Islam memerintahkan kita taat kepada Rasulullah Shallallahu ‘Alaihi wa Sallam. Pada waktu bersamaan, Allah juga memerintahkan agar pengorbanan dan perjuangan dilakukan karena-Nya, bukan karena Rasulullah Shallallahu ‘Alaihi wa Sallam. Ini ditegaskan dalam Al-Qur’an, “Muhammad itu tiada lain hanyalah seoang rasul, sungguh telah berlalu sebelumnya rasul-rasul. Apakah jika ia wafat atau terbunuh, kalian akan berbalik ke belakang (murtad)?” (QS. Ali Imran [3]: 144)
Merasa Paling Hebat (I’tizaziyyah)
Dakwah seharusnya mengarahkan orang pada sikap tawadhu (rendah hati). Bila seorang dai sejak awal merasa paling hebat dan dakwahnya paling benar, yang akan tumbuh adalah sikap sombong dan takabur, serta memandang orang lain dan gerakan dakwah lain tidak artinya. Perasaan selalu nomor satu adalah penyakit yang ditularkan Iblis. Iblis merasa hebat dengan sesuatu yang sebetulnya bukan parameter kehebatan. Refleksi I’tizaziyyah dalam dakwah hadir dalam berbagai bentuk. Bentuk yang sering muncul, keengganan menjalin kerja sama dalam suatu proyek dakwah. Bahkan merasa bisa melakukan dakwah sendiri tanpa bantuan orang lain. Hal lain yang kerap timbul juga, klaim kebenaran mutlak untuk diri dan kelompak sendiri serta kesalahan mutlak untuk orang lain. Sering kali dalam bentuk pengelompokan dan “pengkavlingan” negeri akhirat. Siapa yang mengikutinya “ditempatkan” di surga dan yang tidak mendukung ia “masukkan” ke neraka. Seolah ia telah dititipi kunci surga oleh Allah.
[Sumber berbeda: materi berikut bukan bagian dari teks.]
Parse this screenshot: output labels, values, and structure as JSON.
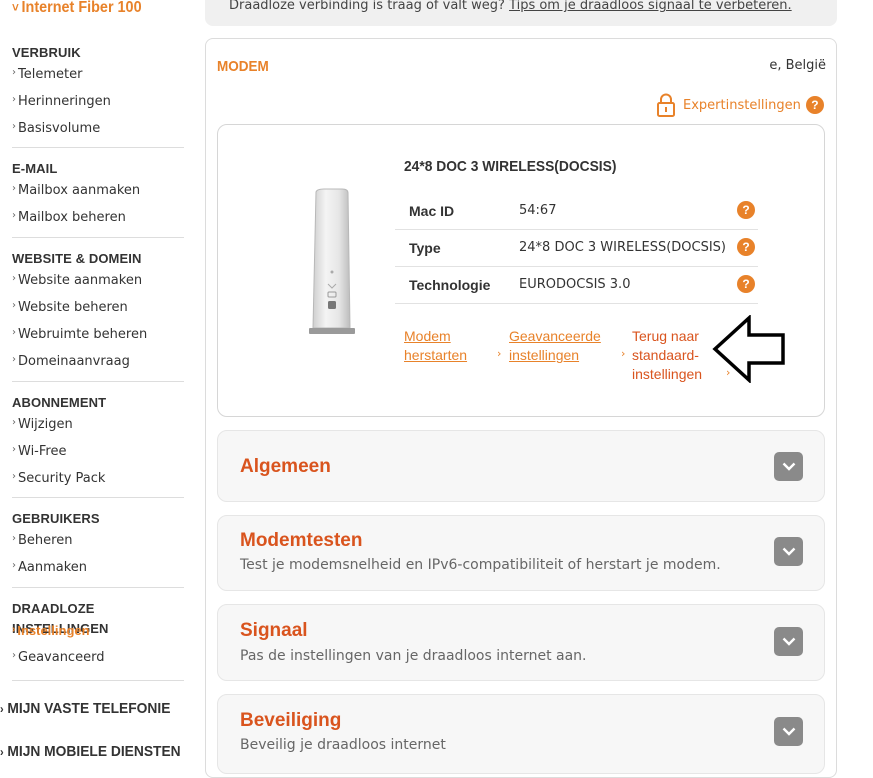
{
  "sidebar": {
    "top_item": "Internet Fiber 100",
    "sections": [
      {
        "heading": "VERBRUIK",
        "items": [
          "Telemeter",
          "Herinneringen",
          "Basisvolume"
        ]
      },
      {
        "heading": "E-MAIL",
        "items": [
          "Mailbox aanmaken",
          "Mailbox beheren"
        ]
      },
      {
        "heading": "WEBSITE & DOMEIN",
        "items": [
          "Website aanmaken",
          "Website beheren",
          "Webruimte beheren",
          "Domeinaanvraag"
        ]
      },
      {
        "heading": "ABONNEMENT",
        "items": [
          "Wijzigen",
          "Wi-Free",
          "Security Pack"
        ]
      },
      {
        "heading": "GEBRUIKERS",
        "items": [
          "Beheren",
          "Aanmaken"
        ]
      },
      {
        "heading": "DRAADLOZE INSTELLINGEN",
        "items": [
          "Instellingen",
          "Geavanceerd"
        ],
        "active_item": "Instellingen"
      }
    ],
    "bottom_items": [
      "MIJN VASTE TELEFONIE",
      "MIJN MOBIELE DIENSTEN"
    ]
  },
  "infobar": {
    "text": "Draadloze verbinding is traag of valt weg? ",
    "link": "Tips om je draadloos signaal te verbeteren."
  },
  "modem": {
    "title": "MODEM",
    "location": "e, België",
    "expert_link": "Expertinstellingen",
    "device_name": "24*8 DOC 3 WIRELESS(DOCSIS)",
    "specs": [
      {
        "label": "Mac ID",
        "value": "54:67"
      },
      {
        "label": "Type",
        "value": "24*8 DOC 3 WIRELESS(DOCSIS)"
      },
      {
        "label": "Technologie",
        "value": "EURODOCSIS 3.0"
      }
    ],
    "actions": {
      "restart": [
        "Modem",
        "herstarten"
      ],
      "advanced": [
        "Geavanceerde",
        "instellingen"
      ],
      "reset": [
        "Terug naar",
        "standaard-",
        "instellingen"
      ]
    }
  },
  "accordions": [
    {
      "title": "Algemeen",
      "description": ""
    },
    {
      "title": "Modemtesten",
      "description": "Test je modemsnelheid en IPv6-compatibiliteit of herstart je modem."
    },
    {
      "title": "Signaal",
      "description": "Pas de instellingen van je draadloos internet aan."
    },
    {
      "title": "Beveiliging",
      "description": "Beveilig je draadloos internet"
    }
  ],
  "colors": {
    "accent": "#e8822a",
    "accent_dark": "#d9541e"
  }
}
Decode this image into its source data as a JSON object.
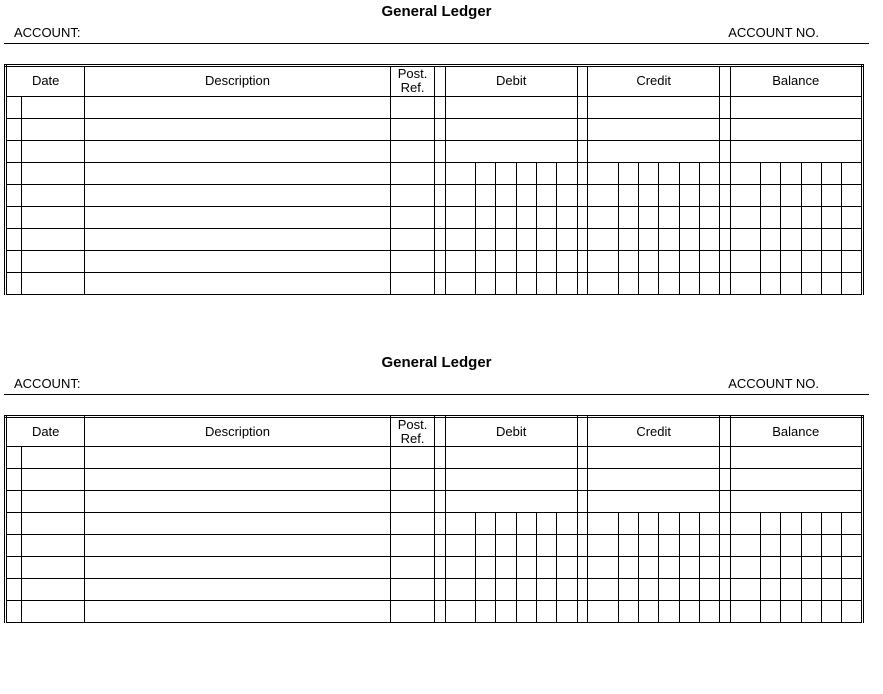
{
  "ledger1": {
    "title": "General Ledger",
    "account_label": "ACCOUNT:",
    "account_no_label": "ACCOUNT NO.",
    "columns": {
      "date": "Date",
      "description": "Description",
      "post_ref": "Post.\nRef.",
      "debit": "Debit",
      "credit": "Credit",
      "balance": "Balance"
    }
  },
  "ledger2": {
    "title": "General Ledger",
    "account_label": "ACCOUNT:",
    "account_no_label": "ACCOUNT NO.",
    "columns": {
      "date": "Date",
      "description": "Description",
      "post_ref": "Post.\nRef.",
      "debit": "Debit",
      "credit": "Credit",
      "balance": "Balance"
    }
  }
}
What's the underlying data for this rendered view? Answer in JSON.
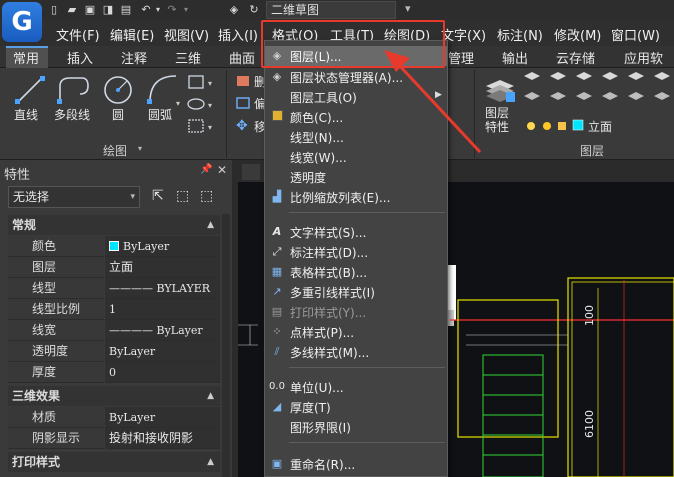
{
  "app": {
    "logo_letter": "G",
    "workspace": "二维草图"
  },
  "menubar": {
    "items": [
      "文件(F)",
      "编辑(E)",
      "视图(V)",
      "插入(I)",
      "格式(O)",
      "工具(T)",
      "绘图(D)",
      "文字(X)",
      "标注(N)",
      "修改(M)",
      "窗口(W)"
    ]
  },
  "ribbon": {
    "tabs": [
      "常用",
      "插入",
      "注释",
      "三维",
      "曲面",
      "管理",
      "输出",
      "云存储",
      "应用软件"
    ],
    "draw_tools": [
      "直线",
      "多段线",
      "圆",
      "圆弧"
    ],
    "draw_panel_title": "绘图",
    "layer_tool": "图层\n特性",
    "layer_current": "立面",
    "layer_panel_title": "图层",
    "partial_labels": [
      "删",
      "偏",
      "移"
    ]
  },
  "properties": {
    "title": "特性",
    "selection": "无选择",
    "sections": {
      "general": "常规",
      "three_d": "三维效果",
      "print": "打印样式"
    },
    "rows_general": [
      {
        "name": "颜色",
        "value": "ByLayer"
      },
      {
        "name": "图层",
        "value": "立面"
      },
      {
        "name": "线型",
        "value": "———— BYLAYER"
      },
      {
        "name": "线型比例",
        "value": "1"
      },
      {
        "name": "线宽",
        "value": "———— ByLayer"
      },
      {
        "name": "透明度",
        "value": "ByLayer"
      },
      {
        "name": "厚度",
        "value": "0"
      }
    ],
    "rows_3d": [
      {
        "name": "材质",
        "value": "ByLayer"
      },
      {
        "name": "阴影显示",
        "value": "投射和接收阴影"
      }
    ]
  },
  "format_menu": {
    "items": [
      {
        "label": "图层(L)...",
        "icon": "layers-icon",
        "highlighted": true,
        "disabled": false
      },
      {
        "label": "图层状态管理器(A)...",
        "icon": "layer-state-icon",
        "disabled": false
      },
      {
        "label": "图层工具(O)",
        "icon": "",
        "disabled": false,
        "submenu": true
      },
      {
        "label": "颜色(C)...",
        "icon": "color-icon",
        "disabled": false
      },
      {
        "label": "线型(N)...",
        "icon": "",
        "disabled": false
      },
      {
        "label": "线宽(W)...",
        "icon": "",
        "disabled": false
      },
      {
        "label": "透明度",
        "icon": "",
        "disabled": false
      },
      {
        "label": "比例缩放列表(E)...",
        "icon": "scale-list-icon",
        "disabled": false
      },
      {
        "label": "文字样式(S)...",
        "icon": "text-style-icon",
        "disabled": false
      },
      {
        "label": "标注样式(D)...",
        "icon": "dim-style-icon",
        "disabled": false
      },
      {
        "label": "表格样式(B)...",
        "icon": "table-style-icon",
        "disabled": false
      },
      {
        "label": "多重引线样式(I)",
        "icon": "mleader-icon",
        "disabled": false
      },
      {
        "label": "打印样式(Y)...",
        "icon": "print-style-icon",
        "disabled": true
      },
      {
        "label": "点样式(P)...",
        "icon": "point-style-icon",
        "disabled": false
      },
      {
        "label": "多线样式(M)...",
        "icon": "mline-style-icon",
        "disabled": false
      },
      {
        "label": "单位(U)...",
        "icon": "units-icon",
        "icon_text": "0.0",
        "disabled": false
      },
      {
        "label": "厚度(T)",
        "icon": "thickness-icon",
        "disabled": false
      },
      {
        "label": "图形界限(I)",
        "icon": "",
        "disabled": false
      },
      {
        "label": "重命名(R)...",
        "icon": "rename-icon",
        "disabled": false
      }
    ]
  },
  "drawing": {
    "dims": [
      "100",
      "6100"
    ]
  },
  "colors": {
    "annotation_red": "#e83a2c",
    "accent_blue": "#5a9fe6",
    "color_swatch": "#00e5ff"
  }
}
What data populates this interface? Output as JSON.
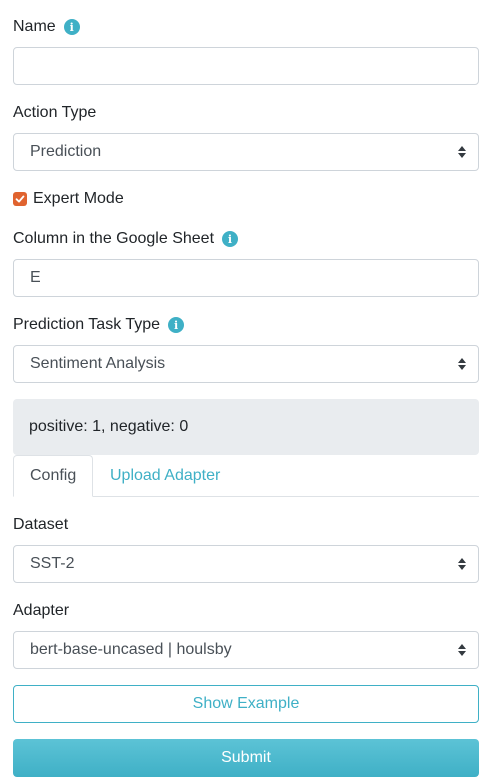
{
  "name": {
    "label": "Name",
    "value": ""
  },
  "action_type": {
    "label": "Action Type",
    "selected": "Prediction"
  },
  "expert_mode": {
    "label": "Expert Mode",
    "checked": true
  },
  "column": {
    "label": "Column in the Google Sheet",
    "value": "E"
  },
  "prediction_task_type": {
    "label": "Prediction Task Type",
    "selected": "Sentiment Analysis"
  },
  "label_mapping": "positive: 1, negative: 0",
  "tabs": [
    {
      "label": "Config",
      "active": true
    },
    {
      "label": "Upload Adapter",
      "active": false
    }
  ],
  "dataset": {
    "label": "Dataset",
    "selected": "SST-2"
  },
  "adapter": {
    "label": "Adapter",
    "selected": "bert-base-uncased | houlsby"
  },
  "buttons": {
    "show_example": "Show Example",
    "submit": "Submit"
  },
  "colors": {
    "accent": "#3fb0c6",
    "checkbox": "#e0632f",
    "info_bg": "#e9ecef",
    "border": "#ced4da"
  }
}
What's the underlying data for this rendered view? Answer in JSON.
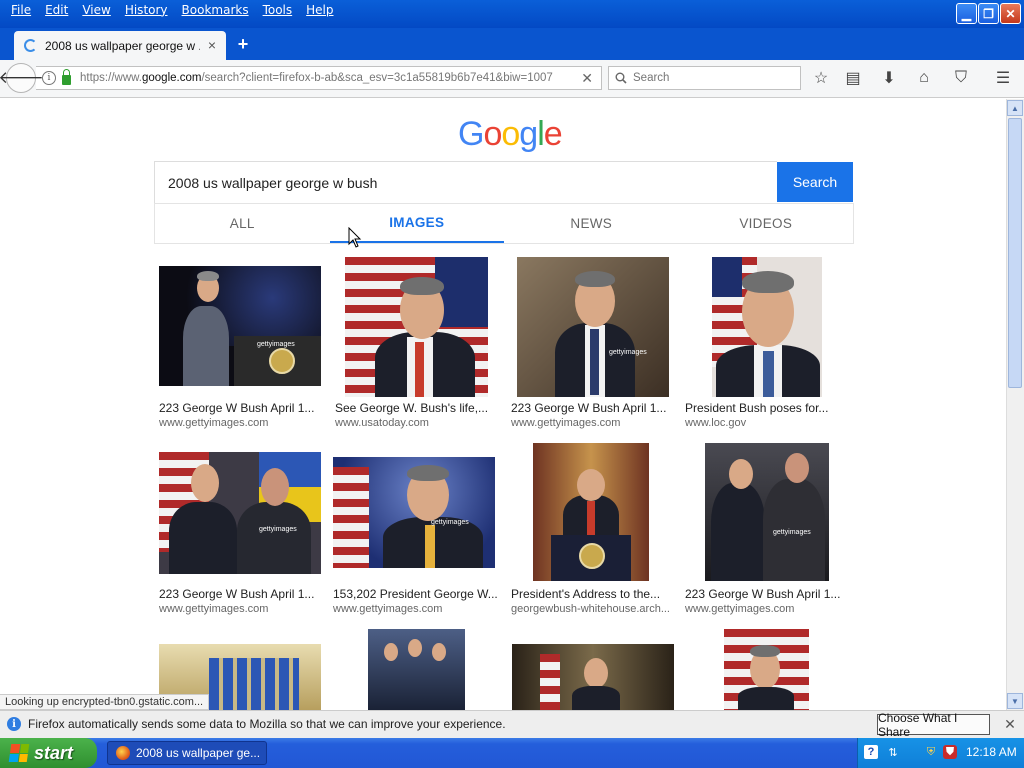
{
  "menu": [
    "File",
    "Edit",
    "View",
    "History",
    "Bookmarks",
    "Tools",
    "Help"
  ],
  "tab": {
    "title": "2008 us wallpaper george w ...",
    "close": "×",
    "new": "+"
  },
  "nav": {
    "url_scheme": "https://www.",
    "url_domain": "google.com",
    "url_path": "/search?client=firefox-b-ab&sca_esv=3c1a55819b6b7e41&biw=1007",
    "search_placeholder": "Search"
  },
  "page": {
    "logo": [
      "G",
      "o",
      "o",
      "g",
      "l",
      "e"
    ],
    "logo_colors": [
      "#4285F4",
      "#EA4335",
      "#FBBC05",
      "#4285F4",
      "#34A853",
      "#EA4335"
    ],
    "query": "2008 us wallpaper george w bush",
    "search_button": "Search",
    "tabs": [
      "ALL",
      "IMAGES",
      "NEWS",
      "VIDEOS"
    ],
    "active_tab": "IMAGES"
  },
  "results": [
    {
      "title": "223 George W Bush April 1...",
      "source": "www.gettyimages.com"
    },
    {
      "title": "See George W. Bush's life,...",
      "source": "www.usatoday.com"
    },
    {
      "title": "223 George W Bush April 1...",
      "source": "www.gettyimages.com"
    },
    {
      "title": "President Bush poses for...",
      "source": "www.loc.gov"
    },
    {
      "title": "223 George W Bush April 1...",
      "source": "www.gettyimages.com"
    },
    {
      "title": "153,202 President George W...",
      "source": "www.gettyimages.com"
    },
    {
      "title": "President's Address to the...",
      "source": "georgewbush-whitehouse.arch..."
    },
    {
      "title": "223 George W Bush April 1...",
      "source": "www.gettyimages.com"
    }
  ],
  "status_tip": "Looking up encrypted-tbn0.gstatic.com...",
  "notification": {
    "text": "Firefox automatically sends some data to Mozilla so that we can improve your experience.",
    "button": "Choose What I Share"
  },
  "taskbar": {
    "start": "start",
    "item": "2008 us wallpaper ge...",
    "clock": "12:18 AM"
  }
}
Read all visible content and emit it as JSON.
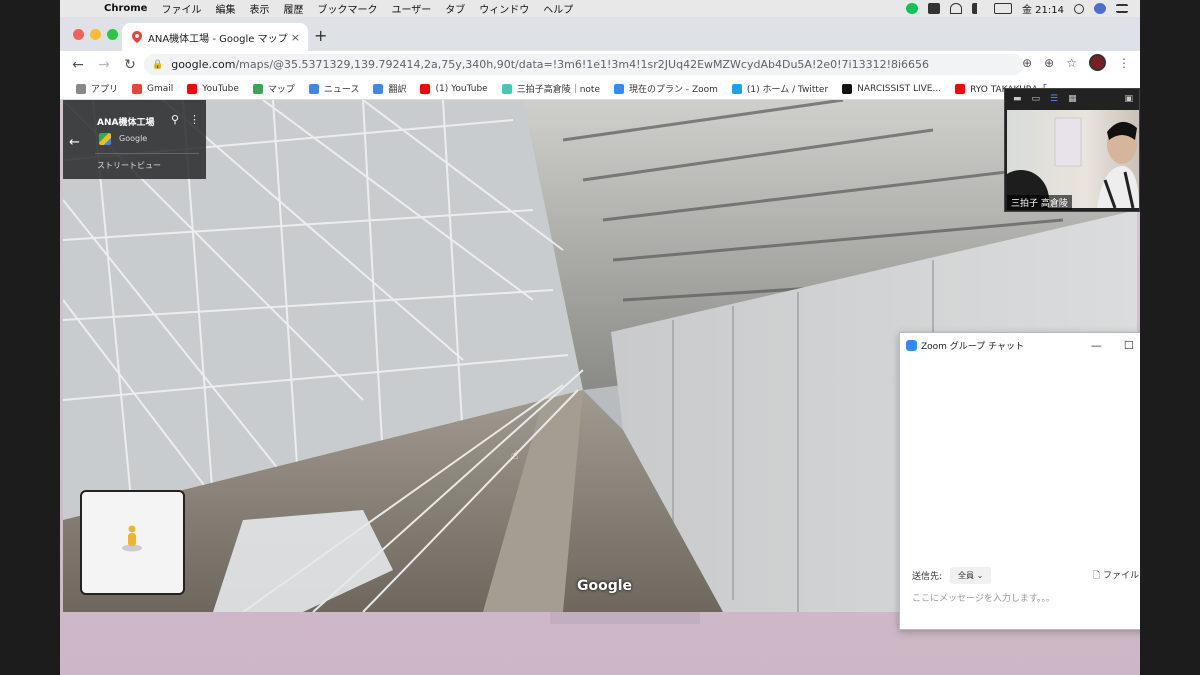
{
  "menubar": {
    "apple": "",
    "items": [
      "Chrome",
      "ファイル",
      "編集",
      "表示",
      "履歴",
      "ブックマーク",
      "ユーザー",
      "タブ",
      "ウィンドウ",
      "ヘルプ"
    ],
    "clock": "金 21:14"
  },
  "browser": {
    "tab_title": "ANA機体工場 - Google マップ",
    "tab_close": "×",
    "new_tab": "+",
    "url_host": "google.com",
    "url_rest": "/maps/@35.5371329,139.792414,2a,75y,340h,90t/data=!3m6!1e1!3m4!1sr2JUq42EwMZWcydAb4Du5A!2e0!7i13312!8i6656",
    "bookmarks": [
      {
        "label": "アプリ",
        "color": "#888"
      },
      {
        "label": "Gmail",
        "color": "#ea4335"
      },
      {
        "label": "YouTube",
        "color": "#ff0000"
      },
      {
        "label": "マップ",
        "color": "#34a853"
      },
      {
        "label": "ニュース",
        "color": "#4285f4"
      },
      {
        "label": "翻訳",
        "color": "#4285f4"
      },
      {
        "label": "(1) YouTube",
        "color": "#ff0000"
      },
      {
        "label": "三拍子高倉陵｜note",
        "color": "#41c9b4"
      },
      {
        "label": "現在のプラン - Zoom",
        "color": "#2d8cff"
      },
      {
        "label": "(1) ホーム / Twitter",
        "color": "#1da1f2"
      },
      {
        "label": "NARCISSIST LIVE...",
        "color": "#111"
      },
      {
        "label": "RYO TAKAKURA「",
        "color": "#ff0000"
      }
    ]
  },
  "streetview": {
    "place_title": "ANA機体工場",
    "provider": "Google",
    "mode": "ストリートビュー",
    "logo": "Google"
  },
  "zoom_video": {
    "participant_name": "三拍子 高倉陵"
  },
  "zoom_chat": {
    "title": "Zoom グループ チャット",
    "send_to_label": "送信先:",
    "recipient": "全員",
    "file_label": "ファイル",
    "more_label": "···",
    "input_placeholder": "ここにメッセージを入力します。。。"
  }
}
Merendahkan dan Menafikan Kebaikan yang Lain (Intiqashiyyah)
Bagaikan dua sisi mata uang, bangga dengan diri sendiri selalu bersanding dengan sikap merendahkan orang lain. Jika ini yang berkembang, ada dua kemungkinan yang muncul saat melihat keberhasilan orang lain, yaitu dengki dan menafikan keberhasilan itu.
Dengki maupun sikap menutup mata terhadap keberhasilan yang dicapai orang pada dasarnya sama, yaitu tidak mensyukuri karunia Allah karena karunia itu tidak turun kepada dirinya. “Katakanlah dengan karunia Allah dan rahmat-Nya, hendaklah dengan itu mereka bergembira. Karunia Allah dan rahmat-Nya itu adalah lebih baik dari apa yang mereka kumpulkan,” (QS. Yunus [10]: 58).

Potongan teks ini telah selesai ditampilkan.